Wir kennen uns seit über 20 Jahren, teilen die Freude an der Arbeit am Neuen Testament und sind gute Freundinnen. In den letzten Monaten hat unsere Beziehung eine neue Dimension bekommen, weil wir beide wissen, dass wir Abschied nehmen müssen. Wir sprechen oft über das Sterben, vor allem aber auch über das Leben. Ich frage sie, was sie gefühlt hat, als sie die Diagnose hörte. "Meine erste Reaktion war: Oh, wie schade! Ich hatte es ja geahnt und mich vorher schon sehr krank gefühlt. Ich war traurig, weil ich doch einen kleinen Rest Hoffnung hatte, dem Tod noch einmal entwischen zu können. Ich habe begreifen müssen, dass mir das nicht gelingen wird. Und darüber bin ich immer noch traurig."

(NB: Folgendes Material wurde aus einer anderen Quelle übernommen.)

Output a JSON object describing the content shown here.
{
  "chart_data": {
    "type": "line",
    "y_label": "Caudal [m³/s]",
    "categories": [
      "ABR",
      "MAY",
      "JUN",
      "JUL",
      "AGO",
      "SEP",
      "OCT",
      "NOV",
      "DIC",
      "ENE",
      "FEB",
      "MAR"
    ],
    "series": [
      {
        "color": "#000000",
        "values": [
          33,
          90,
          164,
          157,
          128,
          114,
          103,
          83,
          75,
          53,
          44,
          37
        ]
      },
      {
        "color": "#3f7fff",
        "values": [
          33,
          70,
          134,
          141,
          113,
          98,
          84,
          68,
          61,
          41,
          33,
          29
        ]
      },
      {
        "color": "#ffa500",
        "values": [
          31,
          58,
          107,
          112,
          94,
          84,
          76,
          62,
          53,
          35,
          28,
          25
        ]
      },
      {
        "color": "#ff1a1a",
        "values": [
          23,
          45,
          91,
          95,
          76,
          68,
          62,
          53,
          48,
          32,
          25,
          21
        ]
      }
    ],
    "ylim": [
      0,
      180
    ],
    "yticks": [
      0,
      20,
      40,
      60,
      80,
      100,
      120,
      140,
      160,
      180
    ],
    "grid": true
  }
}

Zunächst stand im Raum, dass sie sich einer mehrstündigen Operation unterziehen solle, das lehnte sie ab, wie auch eine mögliche Chemotherapie. "Der Arzt hat mir gesagt, dass es nur zwei Möglichkeiten gäbe: Entweder die von ihm vorgeschlagene harte Chemotherapie mit allen ihren Konsequenzen oder ein schnelles, qualvolles Ende."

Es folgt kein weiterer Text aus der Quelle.